3d. That a mistake was made in the architect’s office, whereby certificates were issued for $885 too-much, and that at the time the certificate in question was called to appellant’s attention $385 had already been overpaid, and for that reason appellants declined to pay the certificate.

4th. That neither appellants nor their architect knew anything of the mistake in the issue of these certificates, until after August 3, 1892 (when they looked the matter up), and that John R. Bowes knew nothing of the state of the accounts when he indorsed the certificate in question, but relied on the architect.

The court below refused to admit any of this proof.

It appears that when this draft was made, the drawers, appellants, had in the hands of the drawee $525. The draft was given for value, and was purchased by appellee for value.

After it was given, and after it had been purchased by appellee, appellants made other drafts on the drawee to the amount of $910; thus appellants afterward overdrew their account to the amount of $385.

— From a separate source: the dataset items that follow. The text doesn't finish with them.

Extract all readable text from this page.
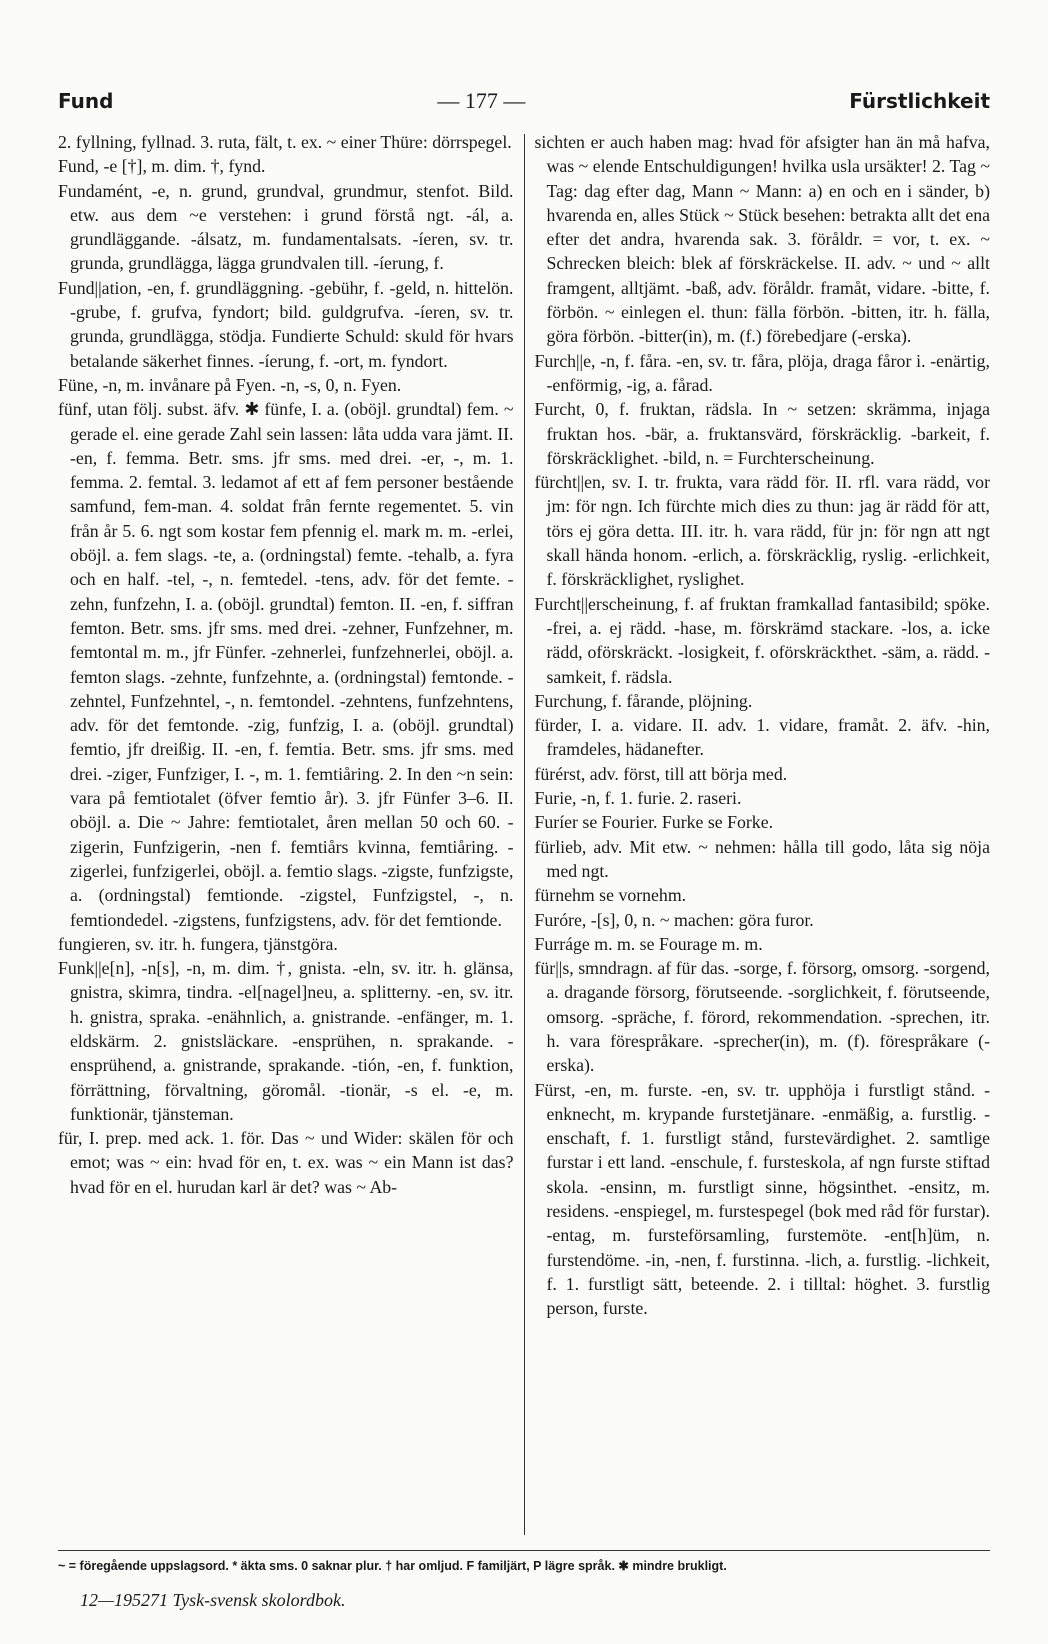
Fund	— 177 —	Fürstlichkeit

2. fyllning, fyllnad. 3. ruta, fält, t. ex. ~ einer Thüre: dörrspegel.

Fund, -e [†], m. dim. †, fynd.

Fundamént, -e, n. grund, grundval, grundmur, stenfot. Bild. etw. aus dem ~e verstehen: i grund förstå ngt. -ál, a. grundläggande. -álsatz, m. fundamentalsats. -íeren, sv. tr. grunda, grundlägga, lägga grundvalen till. -íerung, f.

Fund||ation, -en, f. grundläggning. -gebühr, f. -geld, n. hittelön. -grube, f. grufva, fyndort; bild. guldgrufva. -íeren, sv. tr. grunda, grundlägga, stödja. Fundierte Schuld: skuld för hvars betalande säkerhet finnes. -íerung, f. -ort, m. fyndort.

Füne, -n, m. invånare på Fyen. -n, -s, 0, n. Fyen.

fünf, utan följ. subst. äfv. ✱ fünfe, I. a. (oböjl. grundtal) fem. ~ gerade el. eine gerade Zahl sein lassen: låta udda vara jämt. II. -en, f. femma. Betr. sms. jfr sms. med drei. -er, -, m. 1. femma. 2. femtal. 3. ledamot af ett af fem personer bestående samfund, fem-man. 4. soldat från fernte regementet. 5. vin från år 5. 6. ngt som kostar fem pfennig el. mark m. m. -erlei, oböjl. a. fem slags. -te, a. (ordningstal) femte. -tehalb, a. fyra och en half. -tel, -, n. femtedel. -tens, adv. för det femte. -zehn, funfzehn, I. a. (oböjl. grundtal) femton. II. -en, f. siffran femton. Betr. sms. jfr sms. med drei. -zehner, Funfzehner, m. femtontal m. m., jfr Fünfer. -zehnerlei, funfzehnerlei, oböjl. a. femton slags. -zehnte, funfzehnte, a. (ordningstal) femtonde. -zehntel, Funfzehntel, -, n. femtondel. -zehntens, funfzehntens, adv. för det femtonde. -zig, funfzig, I. a. (oböjl. grundtal) femtio, jfr dreißig. II. -en, f. femtia. Betr. sms. jfr sms. med drei. -ziger, Funfziger, I. -, m. 1. femtiåring. 2. In den ~n sein: vara på femtiotalet (öfver femtio år). 3. jfr Fünfer 3–6. II. oböjl. a. Die ~ Jahre: femtiotalet, åren mellan 50 och 60. -zigerin, Funfzigerin, -nen f. femtiårs kvinna, femtiåring. -zigerlei, funfzigerlei, oböjl. a. femtio slags. -zigste, funfzigste, a. (ordningstal) femtionde. -zigstel, Funfzigstel, -, n. femtiondedel. -zigstens, funfzigstens, adv. för det femtionde.

fungieren, sv. itr. h. fungera, tjänstgöra.

Funk||e[n], -n[s], -n, m. dim. †, gnista. -eln, sv. itr. h. glänsa, gnistra, skimra, tindra. -el[nagel]neu, a. splitterny. -en, sv. itr. h. gnistra, spraka. -enähnlich, a. gnistrande. -enfänger, m. 1. eldskärm. 2. gnistsläckare. -ensprühen, n. sprakande. -ensprühend, a. gnistrande, sprakande. -tión, -en, f. funktion, förrättning, förvaltning, göromål. -tionär, -s el. -e, m. funktionär, tjänsteman.

für, I. prep. med ack. 1. för. Das ~ und Wider: skälen för och emot; was ~ ein: hvad för en, t. ex. was ~ ein Mann ist das? hvad för en el. hurudan karl är det? was ~ Ab-

sichten er auch haben mag: hvad för afsigter han än må hafva, was ~ elende Entschuldigungen! hvilka usla ursäkter! 2. Tag ~ Tag: dag efter dag, Mann ~ Mann: a) en och en i sänder, b) hvarenda en, alles Stück ~ Stück besehen: betrakta allt det ena efter det andra, hvarenda sak. 3. föråldr. = vor, t. ex. ~ Schrecken bleich: blek af förskräckelse. II. adv. ~ und ~ allt framgent, alltjämt. -baß, adv. föråldr. framåt, vidare. -bitte, f. förbön. ~ einlegen el. thun: fälla förbön. -bitten, itr. h. fälla, göra förbön. -bitter(in), m. (f.) förebedjare (-erska).

Furch||e, -n, f. fåra. -en, sv. tr. fåra, plöja, draga fåror i. -enärtig, -enförmig, -ig, a. fårad.

Furcht, 0, f. fruktan, rädsla. In ~ setzen: skrämma, injaga fruktan hos. -bär, a. fruktansvärd, förskräcklig. -barkeit, f. förskräcklighet. -bild, n. = Furchterscheinung.

fürcht||en, sv. I. tr. frukta, vara rädd för. II. rfl. vara rädd, vor jm: för ngn. Ich fürchte mich dies zu thun: jag är rädd för att, törs ej göra detta. III. itr. h. vara rädd, für jn: för ngn att ngt skall hända honom. -erlich, a. förskräcklig, ryslig. -erlichkeit, f. förskräcklighet, ryslighet.

Furcht||erscheinung, f. af fruktan framkallad fantasibild; spöke. -frei, a. ej rädd. -hase, m. förskrämd stackare. -los, a. icke rädd, oförskräckt. -losigkeit, f. oförskräckthet. -säm, a. rädd. -samkeit, f. rädsla.

Furchung, f. fårande, plöjning.

fürder, I. a. vidare. II. adv. 1. vidare, framåt. 2. äfv. -hin, framdeles, hädanefter.

fürérst, adv. först, till att börja med.

Furie, -n, f. 1. furie. 2. raseri.

Furíer se Fourier. Furke se Forke.

fürlieb, adv. Mit etw. ~ nehmen: hålla till godo, låta sig nöja med ngt.

fürnehm se vornehm.

Furóre, -[s], 0, n. ~ machen: göra furor.

Furráge m. m. se Fourage m. m.

für||s, smndragn. af für das. -sorge, f. försorg, omsorg. -sorgend, a. dragande försorg, förutseende. -sorglichkeit, f. förutseende, omsorg. -spräche, f. förord, rekommendation. -sprechen, itr. h. vara förespråkare. -sprecher(in), m. (f). förespråkare (-erska).

Fürst, -en, m. furste. -en, sv. tr. upphöja i furstligt stånd. -enknecht, m. krypande furstetjänare. -enmäßig, a. furstlig. -enschaft, f. 1. furstligt stånd, furstevärdighet. 2. samtlige furstar i ett land. -enschule, f. fursteskola, af ngn furste stiftad skola. -ensinn, m. furstligt sinne, högsinthet. -ensitz, m. residens. -enspiegel, m. furstespegel (bok med råd för furstar). -entag, m. fursteförsamling, furstemöte. -ent[h]üm, n. furstendöme. -in, -nen, f. furstinna. -lich, a. furstlig. -lichkeit, f. 1. furstligt sätt, beteende. 2. i tilltal: höghet. 3. furstlig person, furste.

~ = föregående uppslagsord. * äkta sms. 0 saknar plur. † har omljud. F familjärt, P lägre språk. ✱ mindre brukligt.
12—195271 Tysk-svensk skolordbok.
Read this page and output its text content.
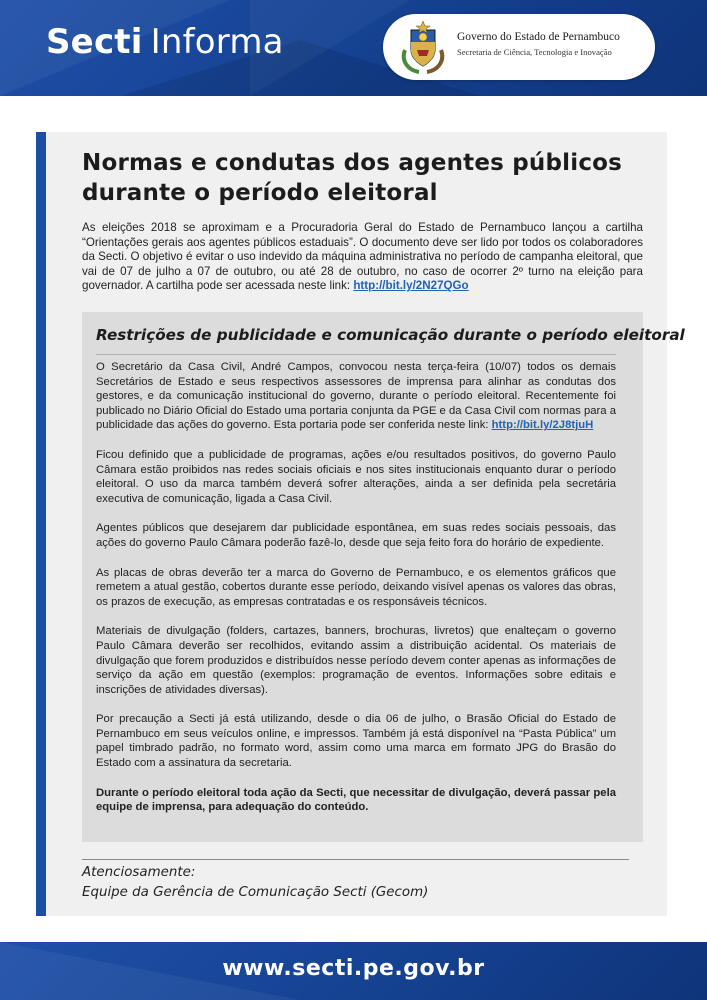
Secti Informa	Governo do Estado de Pernambuco
Secretaria de Ciência, Tecnologia e Inovação
Normas e condutas dos agentes públicos durante o período eleitoral

As eleições 2018 se aproximam e a Procuradoria Geral do Estado de Pernambuco lançou a cartilha “Orientações gerais aos agentes públicos estaduais”. O documento deve ser lido por todos os colaboradores da Secti. O objetivo é evitar o uso indevido da máquina administrativa no período de campanha eleitoral, que vai de 07 de julho a 07 de outubro, ou até 28 de outubro, no caso de ocorrer 2º turno na eleição para governador. A cartilha pode ser acessada neste link: http://bit.ly/2N27QGo

Restrições de publicidade e comunicação durante o período eleitoral

O Secretário da Casa Civil, André Campos, convocou nesta terça-feira (10/07) todos os demais Secretários de Estado e seus respectivos assessores de imprensa para alinhar as condutas dos gestores, e da comunicação institucional do governo, durante o período eleitoral. Recentemente foi publicado no Diário Oficial do Estado uma portaria conjunta da PGE e da Casa Civil com normas para a publicidade das ações do governo. Esta portaria pode ser conferida neste link: http://bit.ly/2J8tjuH

Ficou definido que a publicidade de programas, ações e/ou resultados positivos, do governo Paulo Câmara estão proibidos nas redes sociais oficiais e nos sites institucionais enquanto durar o período eleitoral. O uso da marca também deverá sofrer alterações, ainda a ser definida pela secretária executiva de comunicação, ligada a Casa Civil.

Agentes públicos que desejarem dar publicidade espontânea, em suas redes sociais pessoais, das ações do governo Paulo Câmara poderão fazê-lo, desde que seja feito fora do horário de expediente.

As placas de obras deverão ter a marca do Governo de Pernambuco, e os elementos gráficos que remetem a atual gestão, cobertos durante esse período, deixando visível apenas os valores das obras, os prazos de execução, as empresas contratadas e os responsáveis técnicos.

Materiais de divulgação (folders, cartazes, banners, brochuras, livretos) que enalteçam o governo Paulo Câmara deverão ser recolhidos, evitando assim a distribuição acidental. Os materiais de divulgação que forem produzidos e distribuídos nesse período devem conter apenas as informações de serviço da ação em questão (exemplos: programação de eventos. Informações sobre editais e inscrições de atividades diversas).

Por precaução a Secti já está utilizando, desde o dia 06 de julho, o Brasão Oficial do Estado de Pernambuco em seus veículos online, e impressos. Também já está disponível na “Pasta Pública” um papel timbrado padrão, no formato word, assim como uma marca em formato JPG do Brasão do Estado com a assinatura da secretaria.

Durante o período eleitoral toda ação da Secti, que necessitar de divulgação, deverá passar pela equipe de imprensa, para adequação do conteúdo.

Atenciosamente:
Equipe da Gerência de Comunicação Secti (Gecom)
www.secti.pe.gov.br
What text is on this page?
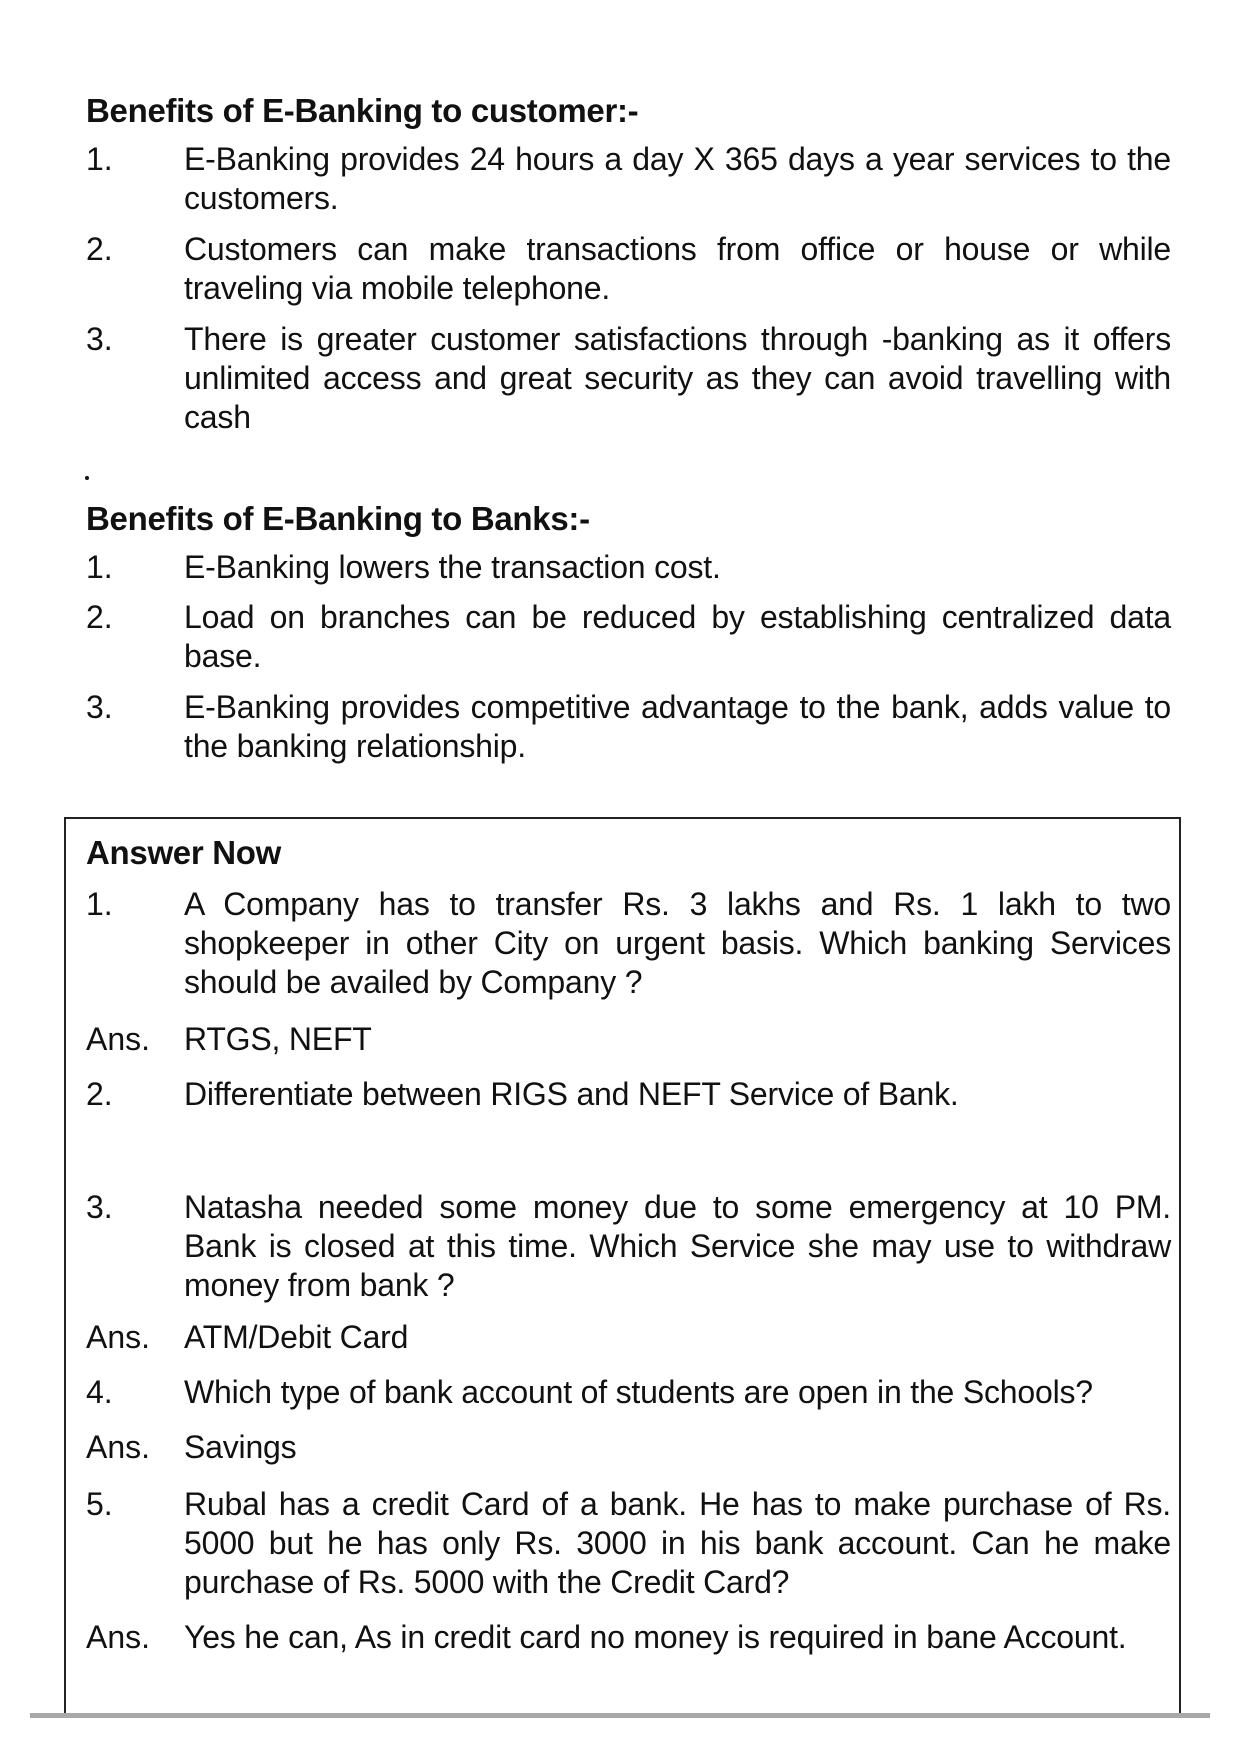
Benefits of E-Banking to customer:-
1.	E-Banking provides 24 hours a day X 365 days a year services to the customers.
2.	Customers can make transactions from office or house or while traveling via mobile telephone.
3.	There is greater customer satisfactions through -banking as it offers unlimited access and great security as they can avoid travelling with cash
Benefits of E-Banking to Banks:-
1.	E-Banking lowers the transaction cost.
2.	Load on branches can be reduced by establishing centralized data base.
3.	E-Banking provides competitive advantage to the bank, adds value to the banking relationship.
Answer Now
1.	A Company has to transfer Rs. 3 lakhs and Rs. 1 lakh to two shopkeeper in other City on urgent basis. Which banking Services should be availed by Company ?
Ans.	RTGS, NEFT
2.	Differentiate between RIGS and NEFT Service of Bank.
3.	Natasha needed some money due to some emergency at 10 PM. Bank is closed at this time. Which Service she may use to withdraw money from bank ?
Ans.	ATM/Debit Card
4.	Which type of bank account of students are open in the Schools?
Ans.	Savings
5.	Rubal has a credit Card of a bank. He has to make purchase of Rs. 5000 but he has only Rs. 3000 in his bank account. Can he make purchase of Rs. 5000 with the Credit Card?
Ans.	Yes he can, As in credit card no money is required in bane Account.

A bill of exchange must be presented to the drawee at the farthest on the next business day after its reception, if the receiver is within reach of the person upon whom it is drawn. Strong et al. v. King, 35 Ill. 9; McDonald v. Mosher, 23 Ill. App. 206; Continental Bank v. Cornhauser & Co., 37 Ill. App. 475-480; Bickford v. First National Bank, 42 Ill. 238.

When acceptance or payment of a bill is refused, notice must be given to the drawer by the next business day, if he be within reach, or he will be discharged. Parsons on Notes and Bills, Vol. 1, p. 513; Am. & Eng. Ency. of Law, Vol. 2, p. 407; Walker v. Rogers, 40 Ill. 278; Ogden v. Saunders, 12 Wheaton 213; Weber v. Mathews, 101 Mass. 481.

In the present case the question is, if there was a sufficient excuse for the delay in giving notice. Although there were no funds to the credit of the drawer, yet if he had reasonable ground to expect that the bill would be honored, he is entitled to notice. Parsons on Notes and Bills, Second Ed., Vol. 1, 535; French v. Bank of Columbia, 4 Cranch 141.

Appellant not only had authority to draw, but had funds in the hands of the drawee. The person to whom the draft was given, The Empire Building Co., does not bring this suit, nor does it appear that it could recover anything upon this draft. The issue is between an indorsee, whose duty it was to be diligent in presenting the draft for payment, and also in giving notice of non-payment, and the drawer, who was entitled to such notice and did not receive it.

The liability of the drawer is contingent upon due presentation and due notice of non-payment.

The trial court inadvertently failed to follow the holding of this court when the cause was, upon a former hearing, remanded. Bowes v. Industrial Bank of Chicago, 58 Ill. App. 498-503.

As to which the case of Oldershaw v. Knoles, 6 Ill. App. 325, is applicable.

We do not regard the rule in this State as to presentation, notice- or non-payment, and consequent damage in the case of bank checks, as applicable to such a bill of exchange as was the instrument upon which this writ is based.

The judgment of the Superior Court for the plaintiff is reversed, and a judgment for the appellee will be entered upon a finding of facts.

Reversed, and judgment with finding of facts.